Kaiten-Movie
Last Tuesday Shohei Imamura (今村 昌平) died at the age of 79. I’ve seen only two of his films, The Eel (うなぎ) and Dr. Akagi (カンゾー先生), but I found both of them to be profoundly affecting. They are very different, but what impressed me about both films was how they celebrated humantity without any effort to disguise its faults, egregious or otherwise. Imamura was truly one of the great cinematic talents. Go rent one of his films this summer.
The 24th annual Asian American Film Festival (directed by my college friend Chi-Hui Yang) is going on right now. Friday night Yuki and I checked out Linda Linda Linda at the PFA, and I loved it. Four girls, three Japanese and one Korean, have three days to learn three songs by The Blue Hearts so they can play at their school festival. I’m a sucker for movies with plots that revolve around music (I cried at the end of School of Rock), and Linda Linda Linda is one of the best I’ve seen. Du-na Bae is especially good as the hilariously blunt Song. Definitely see it in SF on the 22nd if you have a chance.
Next week we’re checking out the festival’s showing of Cafe Lumiere.
I finally saw Uzumaki last night. Really great, better than I had expected. The plot concerns a small town where the idea of the spiral has infected the minds of its inhabitants. I love plots that involve mind viruses. Christopher Cherniak’s “The Riddle of the Universe and Its Solution” has a particularly good one: students and researchers studying the brain and consciousness begin falling into comas when they encounter the equivalent of Godel’s incompleteness theorem for the human mind.
Closely related are plots involving ideas so sublime they destroy their receivers, or videos so pleasurable/horrible to watch they destroy their viewers. Both Infinite Jest and Ringu made use of the latter.

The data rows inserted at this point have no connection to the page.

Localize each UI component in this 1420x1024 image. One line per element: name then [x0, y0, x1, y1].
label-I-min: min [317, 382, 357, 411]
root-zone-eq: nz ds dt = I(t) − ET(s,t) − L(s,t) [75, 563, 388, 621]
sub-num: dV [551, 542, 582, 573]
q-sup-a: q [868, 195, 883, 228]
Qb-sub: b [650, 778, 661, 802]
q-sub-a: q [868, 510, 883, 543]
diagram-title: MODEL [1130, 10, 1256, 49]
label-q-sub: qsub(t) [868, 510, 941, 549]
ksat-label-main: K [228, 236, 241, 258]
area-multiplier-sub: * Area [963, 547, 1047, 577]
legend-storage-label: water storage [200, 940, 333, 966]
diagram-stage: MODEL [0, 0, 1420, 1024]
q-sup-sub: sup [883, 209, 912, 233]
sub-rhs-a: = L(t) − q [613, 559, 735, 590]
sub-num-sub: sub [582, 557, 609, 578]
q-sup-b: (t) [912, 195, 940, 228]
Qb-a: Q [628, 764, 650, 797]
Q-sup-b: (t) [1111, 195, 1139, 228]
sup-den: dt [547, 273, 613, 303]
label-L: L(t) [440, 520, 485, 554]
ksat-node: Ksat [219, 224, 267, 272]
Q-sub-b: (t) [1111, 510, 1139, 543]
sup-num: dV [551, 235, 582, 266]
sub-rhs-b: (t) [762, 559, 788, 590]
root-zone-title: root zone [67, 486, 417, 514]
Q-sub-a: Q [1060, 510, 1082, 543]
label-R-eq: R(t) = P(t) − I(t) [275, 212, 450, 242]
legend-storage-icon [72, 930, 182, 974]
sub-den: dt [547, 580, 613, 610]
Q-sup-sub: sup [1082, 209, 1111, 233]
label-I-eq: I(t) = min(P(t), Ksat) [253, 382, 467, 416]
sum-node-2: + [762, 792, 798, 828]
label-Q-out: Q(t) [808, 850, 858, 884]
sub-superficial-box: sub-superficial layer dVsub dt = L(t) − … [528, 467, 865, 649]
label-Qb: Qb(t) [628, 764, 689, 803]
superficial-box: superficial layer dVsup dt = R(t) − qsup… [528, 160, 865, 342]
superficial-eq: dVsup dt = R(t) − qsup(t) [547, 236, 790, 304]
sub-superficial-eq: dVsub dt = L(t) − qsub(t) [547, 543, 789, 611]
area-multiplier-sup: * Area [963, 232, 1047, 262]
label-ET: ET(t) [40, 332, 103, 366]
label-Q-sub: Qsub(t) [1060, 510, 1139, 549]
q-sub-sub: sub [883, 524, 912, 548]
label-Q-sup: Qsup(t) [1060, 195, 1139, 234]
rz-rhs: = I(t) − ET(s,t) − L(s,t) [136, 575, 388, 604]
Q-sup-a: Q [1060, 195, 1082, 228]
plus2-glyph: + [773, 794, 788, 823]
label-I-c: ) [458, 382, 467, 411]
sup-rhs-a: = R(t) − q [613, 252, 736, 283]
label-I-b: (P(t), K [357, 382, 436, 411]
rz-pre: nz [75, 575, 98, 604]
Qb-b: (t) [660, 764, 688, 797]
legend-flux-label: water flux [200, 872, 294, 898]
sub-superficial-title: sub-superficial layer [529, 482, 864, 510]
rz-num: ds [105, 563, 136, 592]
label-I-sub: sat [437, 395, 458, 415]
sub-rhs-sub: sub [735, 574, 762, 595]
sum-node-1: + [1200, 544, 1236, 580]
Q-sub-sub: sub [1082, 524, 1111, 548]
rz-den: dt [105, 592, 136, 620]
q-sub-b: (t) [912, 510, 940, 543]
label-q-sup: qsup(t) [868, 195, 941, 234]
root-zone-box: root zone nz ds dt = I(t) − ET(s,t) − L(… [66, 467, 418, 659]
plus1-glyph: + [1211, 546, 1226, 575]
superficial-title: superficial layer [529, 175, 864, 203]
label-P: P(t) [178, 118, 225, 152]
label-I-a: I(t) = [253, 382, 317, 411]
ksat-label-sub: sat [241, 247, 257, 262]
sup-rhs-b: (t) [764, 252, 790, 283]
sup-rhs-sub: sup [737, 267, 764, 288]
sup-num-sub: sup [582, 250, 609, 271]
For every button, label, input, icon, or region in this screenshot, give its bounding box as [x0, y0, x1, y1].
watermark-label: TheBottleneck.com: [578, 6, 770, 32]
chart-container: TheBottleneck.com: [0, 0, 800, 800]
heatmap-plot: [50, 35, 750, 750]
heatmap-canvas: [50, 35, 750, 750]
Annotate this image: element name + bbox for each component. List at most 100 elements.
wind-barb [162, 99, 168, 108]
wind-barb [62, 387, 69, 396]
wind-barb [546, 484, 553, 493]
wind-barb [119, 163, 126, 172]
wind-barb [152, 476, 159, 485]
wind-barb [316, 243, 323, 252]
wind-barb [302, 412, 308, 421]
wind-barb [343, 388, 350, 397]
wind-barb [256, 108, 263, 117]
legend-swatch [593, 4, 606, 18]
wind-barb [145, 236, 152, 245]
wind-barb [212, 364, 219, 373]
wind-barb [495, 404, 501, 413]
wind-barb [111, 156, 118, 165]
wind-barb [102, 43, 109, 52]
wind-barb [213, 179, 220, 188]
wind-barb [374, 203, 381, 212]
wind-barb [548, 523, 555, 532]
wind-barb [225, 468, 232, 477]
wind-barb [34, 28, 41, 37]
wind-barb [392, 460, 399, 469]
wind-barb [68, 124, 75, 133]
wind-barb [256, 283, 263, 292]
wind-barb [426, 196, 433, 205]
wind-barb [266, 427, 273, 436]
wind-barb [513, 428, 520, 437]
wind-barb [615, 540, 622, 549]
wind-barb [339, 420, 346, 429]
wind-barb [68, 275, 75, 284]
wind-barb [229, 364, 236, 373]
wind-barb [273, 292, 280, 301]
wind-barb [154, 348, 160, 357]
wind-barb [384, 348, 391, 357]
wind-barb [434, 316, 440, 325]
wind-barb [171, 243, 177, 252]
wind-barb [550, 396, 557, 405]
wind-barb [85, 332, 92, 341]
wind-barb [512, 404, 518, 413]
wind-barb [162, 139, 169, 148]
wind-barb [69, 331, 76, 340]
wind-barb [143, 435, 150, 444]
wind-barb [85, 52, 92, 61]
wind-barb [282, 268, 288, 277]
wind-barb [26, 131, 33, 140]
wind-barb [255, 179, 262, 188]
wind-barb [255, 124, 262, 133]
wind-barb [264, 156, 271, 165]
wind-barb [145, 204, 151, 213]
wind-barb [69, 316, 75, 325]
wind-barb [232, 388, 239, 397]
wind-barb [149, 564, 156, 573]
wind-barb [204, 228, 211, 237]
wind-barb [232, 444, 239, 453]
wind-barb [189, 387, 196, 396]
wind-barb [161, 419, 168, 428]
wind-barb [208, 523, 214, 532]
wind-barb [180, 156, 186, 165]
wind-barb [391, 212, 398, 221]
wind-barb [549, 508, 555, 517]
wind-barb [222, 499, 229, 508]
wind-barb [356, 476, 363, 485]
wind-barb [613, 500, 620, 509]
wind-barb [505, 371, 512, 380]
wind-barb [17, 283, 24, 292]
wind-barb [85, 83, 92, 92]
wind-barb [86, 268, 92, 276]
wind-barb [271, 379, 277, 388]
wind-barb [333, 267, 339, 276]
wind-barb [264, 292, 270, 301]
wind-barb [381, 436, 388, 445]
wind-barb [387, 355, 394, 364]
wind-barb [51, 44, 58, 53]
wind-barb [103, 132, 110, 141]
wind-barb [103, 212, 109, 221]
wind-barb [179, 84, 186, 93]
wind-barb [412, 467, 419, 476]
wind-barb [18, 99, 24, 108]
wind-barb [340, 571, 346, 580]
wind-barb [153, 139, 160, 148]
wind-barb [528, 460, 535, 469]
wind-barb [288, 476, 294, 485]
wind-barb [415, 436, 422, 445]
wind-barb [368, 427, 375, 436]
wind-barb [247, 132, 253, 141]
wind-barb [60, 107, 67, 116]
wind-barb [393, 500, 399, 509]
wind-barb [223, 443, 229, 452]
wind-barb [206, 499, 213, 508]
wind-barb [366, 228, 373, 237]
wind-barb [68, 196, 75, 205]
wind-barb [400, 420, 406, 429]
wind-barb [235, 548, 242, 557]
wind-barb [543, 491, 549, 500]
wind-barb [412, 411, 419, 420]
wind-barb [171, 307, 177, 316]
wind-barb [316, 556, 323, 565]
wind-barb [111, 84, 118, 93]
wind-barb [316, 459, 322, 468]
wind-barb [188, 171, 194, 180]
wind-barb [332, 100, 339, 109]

As a plot device, a thing which will spread inexorably by virtue of its intrinsic structural properties makes for a compelling story. I was always fascinated by the idea of ice-nine for that reason. Prions, too.
Boing Boing has a good round-up of tentacle porn-related links today. I studied ukiyo-e (Japanese woodblock prints) as an undergraduate, and we saw a lot of tentacle porn. I wrote a paper tracing the use of erotic violence in Japanese art from Yoshitoshi to Merzbow. I like that certain outlandish themes in Japanese art and entertainment have continued for hundreds of years from woodblock prints to computer-generated anime. Of course, no roundup of tentacle porn is complete without including a piece in my own backyard, at the Albany Bulb:
Looking forward to seeing Peep “TV” Show when it comes to the PFA this weekend:
Peep “TV” Show finds room for re-organizing reality in the new media of on-line broadcasts, cell phones and ever-smaller cameras. Through the coming-of-age story of Hasegawa and Moé, it asks why people only seem to be alive if they are preserved in exchangeable, exhibitionist digital form - like cell phones, cameras, puri-kura, and surveillance cameras.